I’ve been reading an interesting book by H.E. Huntley, The Divine Proportion. (Interestingly, although the book was published in 1970, the entire content seems to be available on Google Books.
For some time I’ve been looking at a construction on page 42. (The red line segments have been added by yours truly). [ul]
[li] The chord BA is drawn on the circle. [/li][li] Line PT is constructed to be the same length as the chord BA, and so as to be tangent to the circle at T.[/li][li] Chord BA is extended to meet line PT at P.[/li][/ul]
According to the book, the above conditions mean that:
AP/BA = BA/PB (or, by definition, AP/PT=PT/PB).
Since
BA=AP - BA
this can be rewritten as
BA^2=AP(AP-BA)
and after a little algebraic fiddling,
(AP/AB)^2 - (AP/AB) - 1 = 0,
Which tells us that (AP/AB)=Φ (by the definition of Φ).
Now I do get the algebraic part of it, but I’m having trouble grasping the geometry. How do we know that AP/BA=BA/PB? If my knowledge of geometry hasn’t entirely dissipated, for that to work, triangle APT has to be similar to triangle PBT. Obviously, both triangles share the vertex and angle at P, so that’s one angle down and one to go (because if I prove that two angles are similar, then the third follows automatically). But I can’t figure out how to prove that the two triangles share a second angle. An issue of major concern is that I would expect the tangentiality of PT to be a necessary component of the derivation, but I can’t see how that would be.
This is all correct. Here is a relevant fact: The inscribed angle (sometimes also called an interior angle) of a circle is half the included arc. In your diagram, angles PTB and PAT are inscribed angles of the same arc, TB.
Evidently there’s something I still need to learn about what “inscribed angle” means, but no doubt your link will help. PAT (or BAT) is obviously inscribed in the arc, but I don’t see how that’s true of the other angle.
Oh, I see your problem now. The angle formed between a chord and a tangent (like BT and PT) is a degenerate case, which is only mentioned in the Wikipedia article but not really explained. If you imagine that PT is not-quite-tangent to the circle, but instead intersects it at two points T[sub]1[/sub] and T[sub]2[/sub], very close together (with T[sub]1[/sub] closer to P), then you can see that angle T[sub]1[/sub]T[sub]2[/sub]B=PT[sub]2[/sub]B is an inscribed angle on arc T[sub]1[/sub]B. You can probably convince yourself that things behave nicely in the tangent limit.

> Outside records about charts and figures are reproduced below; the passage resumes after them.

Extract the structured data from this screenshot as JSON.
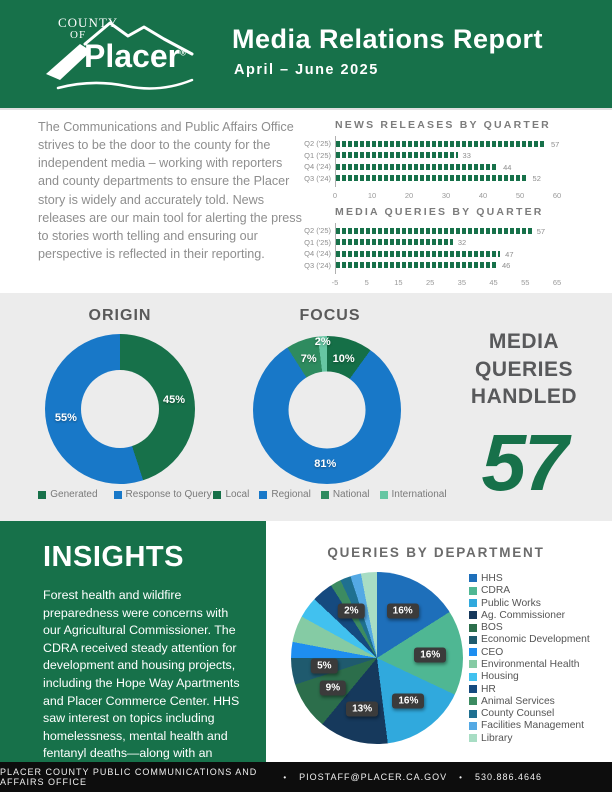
{
  "header": {
    "logo": {
      "county": "COUNTY",
      "of": "OF",
      "name": "Placer",
      "registered": "®"
    },
    "title": "Media Relations Report",
    "subtitle": "April – June 2025"
  },
  "intro": {
    "text": "The Communications and Public Affairs Office strives to be the door to the county for the independent media – working with reporters and county departments to ensure the Placer story is widely and accurately told. News releases are our main tool for alerting the press to stories worth telling and ensuring our perspective is reflected in their reporting."
  },
  "queries_handled": {
    "lines": [
      "MEDIA",
      "QUERIES",
      "HANDLED"
    ],
    "value": "57"
  },
  "insights": {
    "title": "INSIGHTS",
    "body": "Forest health and wildfire preparedness were concerns with our Agricultural Commissioner. The CDRA received steady attention for development and housing projects, including the Hope Way Apartments and Placer Commerce Center. HHS saw interest on topics including homelessness, mental health and fentanyl deaths—along with an international inquiry from a German journalist about a local rehab facility."
  },
  "footer": {
    "parts": [
      "PLACER COUNTY PUBLIC COMMUNICATIONS AND AFFAIRS OFFICE",
      "PIOSTAFF@PLACER.CA.GOV",
      "530.886.4646"
    ],
    "separator": "•"
  },
  "colors": {
    "brand_green": "#17714A",
    "brand_blue": "#1878C8",
    "band_gray": "#ECECEC",
    "footer_black": "#0D0D0D"
  },
  "chart_data": [
    {
      "id": "news_releases",
      "type": "bar",
      "orientation": "horizontal",
      "title": "NEWS RELEASES BY QUARTER",
      "categories": [
        "Q2 ('25)",
        "Q1 ('25)",
        "Q4 ('24)",
        "Q3 ('24)"
      ],
      "values": [
        57,
        33,
        44,
        52
      ],
      "xlim": [
        0,
        60
      ],
      "ticks": [
        0,
        10,
        20,
        30,
        40,
        50,
        60
      ],
      "bar_color": "#17714A",
      "grid": false
    },
    {
      "id": "media_queries",
      "type": "bar",
      "orientation": "horizontal",
      "title": "MEDIA QUERIES BY QUARTER",
      "categories": [
        "Q2 ('25)",
        "Q1 ('25)",
        "Q4 ('24)",
        "Q3 ('24)"
      ],
      "values": [
        57,
        32,
        47,
        46
      ],
      "xlim": [
        -5,
        65
      ],
      "ticks": [
        -5,
        5,
        15,
        25,
        35,
        45,
        55,
        65
      ],
      "bar_color": "#17714A",
      "grid": false
    },
    {
      "id": "origin",
      "type": "pie",
      "donut": true,
      "title": "ORIGIN",
      "hole_color": "#ECECEC",
      "label_r": 0.73,
      "legend_position": "bottom",
      "slices": [
        {
          "label": "Generated",
          "value": 45,
          "color": "#17714A",
          "labeled": true
        },
        {
          "label": "Response to Query",
          "value": 55,
          "color": "#1878C8",
          "labeled": true
        }
      ]
    },
    {
      "id": "focus",
      "type": "pie",
      "donut": true,
      "title": "FOCUS",
      "hole_color": "#ECECEC",
      "label_r": 0.73,
      "legend_position": "bottom",
      "slices": [
        {
          "label": "Local",
          "value": 10,
          "color": "#156F47",
          "labeled": true
        },
        {
          "label": "Regional",
          "value": 81,
          "color": "#1878C8",
          "labeled": true
        },
        {
          "label": "National",
          "value": 7,
          "color": "#2E8B5F",
          "labeled": true
        },
        {
          "label": "International",
          "value": 2,
          "color": "#66C6A3",
          "labeled": true,
          "label_r": 0.92
        }
      ]
    },
    {
      "id": "departments",
      "type": "pie",
      "donut": false,
      "title": "QUERIES BY DEPARTMENT",
      "label_style": "chip",
      "label_r": 0.62,
      "legend_position": "right",
      "slices": [
        {
          "label": "HHS",
          "value": 16,
          "color": "#1E6FBA",
          "labeled": true
        },
        {
          "label": "CDRA",
          "value": 16,
          "color": "#4FB793",
          "labeled": true
        },
        {
          "label": "Public Works",
          "value": 16,
          "color": "#30A9DD",
          "labeled": true
        },
        {
          "label": "Ag. Commissioner",
          "value": 13,
          "color": "#16395C",
          "labeled": true
        },
        {
          "label": "BOS",
          "value": 9,
          "color": "#2C6E4B",
          "labeled": true
        },
        {
          "label": "Economic Development",
          "value": 5,
          "color": "#1F5A6E",
          "labeled": true
        },
        {
          "label": "CEO",
          "value": 3,
          "color": "#1E8EF0",
          "labeled": false
        },
        {
          "label": "Environmental Health",
          "value": 5,
          "color": "#85CBA4",
          "labeled": false
        },
        {
          "label": "Housing",
          "value": 4,
          "color": "#41C1EF",
          "labeled": false
        },
        {
          "label": "HR",
          "value": 4,
          "color": "#154A7F",
          "labeled": false
        },
        {
          "label": "Animal Services",
          "value": 2,
          "color": "#3C8B61",
          "labeled": true
        },
        {
          "label": "County Counsel",
          "value": 2,
          "color": "#1F7090",
          "labeled": false
        },
        {
          "label": "Facilities Management",
          "value": 2,
          "color": "#54A9E4",
          "labeled": false
        },
        {
          "label": "Library",
          "value": 3,
          "color": "#A8DDC4",
          "labeled": false
        }
      ]
    }
  ]
}
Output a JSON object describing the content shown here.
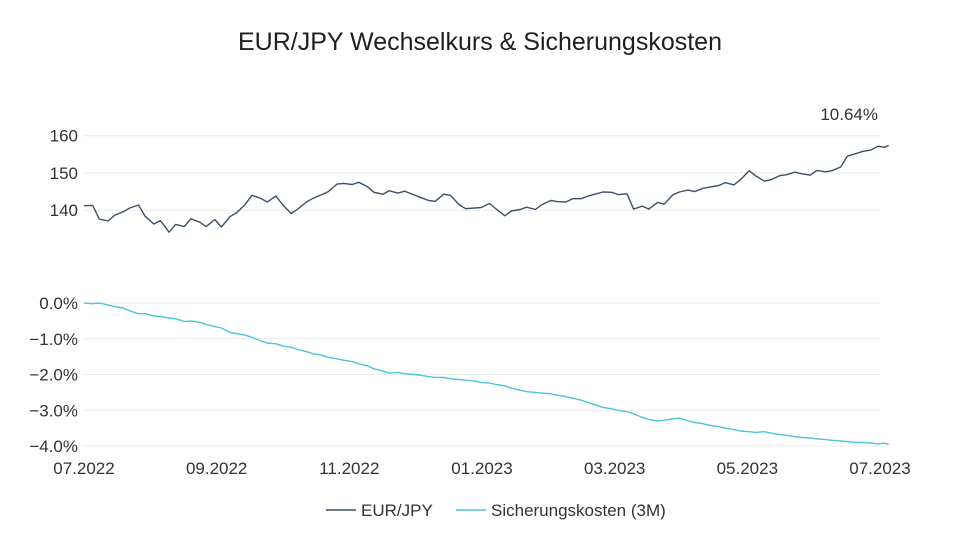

(Alternately, of course you can prove directly that the statement holds when one of the lines is a tangent, but the above argument makes it easy to see why the cases ought to be the same.)
That wasn’t meant to be a proof; that was just motivation to draw a connection between the two cases.
In intro (high-school-level) geometry, the statement (an inscribed angle is half the included arc) would probably be stated and proved as two separate theorems, one where the angle is formed between two secant chords and one with the angle between a secant and a tangent, with no epsilons harmed in either proof (geometry is traditionally taught before calculus, around here at least).